Having scoured the ranks of actors to draw up a shortlist of the best of them and then a selection of their best work, we now move on to consider the best work by the greatest writers. This can be a harder thing to judge, given that there will often be a team of writers, or polishing work is done on a script that is otherwise someone else’s work. Quentin Tarantino did some polishing on Crimson Tide, but by contrast his script for Natural Born Killers is much less distinctively his, bearing as it does a lot of Oliver Stone’s fingerprints. What we will (try to) focus on are those writers who rather than being hacks for hire have instead crafted something all their own and seen it transition relatively unmolested to the screen.
As with the Best of the Best of the Actors, we are looking here at consistently excellent work, rather than a one-hit wonder. Feel free to debate below and offer your own nominees.

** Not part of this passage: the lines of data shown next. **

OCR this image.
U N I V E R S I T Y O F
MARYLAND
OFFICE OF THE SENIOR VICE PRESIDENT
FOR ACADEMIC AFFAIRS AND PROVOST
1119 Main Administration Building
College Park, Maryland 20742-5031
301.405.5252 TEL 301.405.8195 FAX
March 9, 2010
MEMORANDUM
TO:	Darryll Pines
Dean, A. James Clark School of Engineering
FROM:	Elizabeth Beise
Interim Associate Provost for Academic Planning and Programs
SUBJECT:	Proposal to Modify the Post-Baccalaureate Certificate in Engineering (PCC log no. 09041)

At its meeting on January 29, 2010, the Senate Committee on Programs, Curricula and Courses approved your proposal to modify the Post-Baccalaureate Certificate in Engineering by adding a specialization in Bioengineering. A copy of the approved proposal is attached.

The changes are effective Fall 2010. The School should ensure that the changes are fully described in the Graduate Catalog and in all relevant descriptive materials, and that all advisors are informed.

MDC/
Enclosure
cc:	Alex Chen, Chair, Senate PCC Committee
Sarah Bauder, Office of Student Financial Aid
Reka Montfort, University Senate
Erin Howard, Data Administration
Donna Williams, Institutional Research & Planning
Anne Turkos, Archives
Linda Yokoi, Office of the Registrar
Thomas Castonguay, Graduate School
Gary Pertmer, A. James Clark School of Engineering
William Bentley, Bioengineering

Aaron Sorkin – The American President
Sorkin is certainly not an especially naturalistic writer. That’s not to say his writing is at all stilted – on the contrary, he is as smooth and rhythmic a writer as you could hope for – but he certainly doesn’t write the way people talk. Very few people are genuinely as smart and eloquent as the words he puts in their mouths. But nonetheless Sorkin crafts brilliant screenplays and they always bear the distinctiveness of his penmanship. After A Few Good Men, Malice and The American President, Sorkin stuck with TV for three excellent shows, but has since returned to big screen work to acclaim, success and awards. His turn of phrase very much is of the “I wish I could speak/write/etc like that” ilk, but rather than getting irked, it is better to just sit back and enjoy it.

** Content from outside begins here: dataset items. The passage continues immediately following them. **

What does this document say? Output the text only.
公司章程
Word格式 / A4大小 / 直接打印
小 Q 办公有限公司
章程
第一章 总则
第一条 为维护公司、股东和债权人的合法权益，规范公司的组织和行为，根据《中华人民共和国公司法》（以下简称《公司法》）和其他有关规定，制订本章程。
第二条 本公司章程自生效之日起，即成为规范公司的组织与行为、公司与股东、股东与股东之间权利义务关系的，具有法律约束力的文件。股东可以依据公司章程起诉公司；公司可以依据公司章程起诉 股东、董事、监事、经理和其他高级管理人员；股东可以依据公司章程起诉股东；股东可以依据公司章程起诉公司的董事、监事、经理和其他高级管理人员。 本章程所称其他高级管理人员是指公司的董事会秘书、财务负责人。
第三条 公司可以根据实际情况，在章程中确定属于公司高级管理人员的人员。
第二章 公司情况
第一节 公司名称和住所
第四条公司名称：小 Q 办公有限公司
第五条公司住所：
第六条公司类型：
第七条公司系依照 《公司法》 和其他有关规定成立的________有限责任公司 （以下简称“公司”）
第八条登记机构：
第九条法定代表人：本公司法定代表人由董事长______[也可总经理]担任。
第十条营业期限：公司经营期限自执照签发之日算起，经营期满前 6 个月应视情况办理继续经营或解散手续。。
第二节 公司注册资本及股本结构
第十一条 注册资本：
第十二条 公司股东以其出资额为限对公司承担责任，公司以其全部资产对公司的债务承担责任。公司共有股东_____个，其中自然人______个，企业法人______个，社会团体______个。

And so we turn to The American President. Yes it is self-identifying Capra-esque wish-fulfillment. No, this and The West Wing are not how Presidential politics actually works, but it is how we wish it would be and it is phenomenally entertaining. Any number of exchanges would warrant special mention here, but President Andy Shepherd’s final speech, when he finally confronts Senator Bob Rumson and sticks his flag in the ground regarding his desired legislative reforms, resonates down the years and never more so than in the light and the wake of this year’s Presidential election cycle. Sorkin’s strengths may lie more squarely in dialogue than in story and structure, but he is a genuine artist.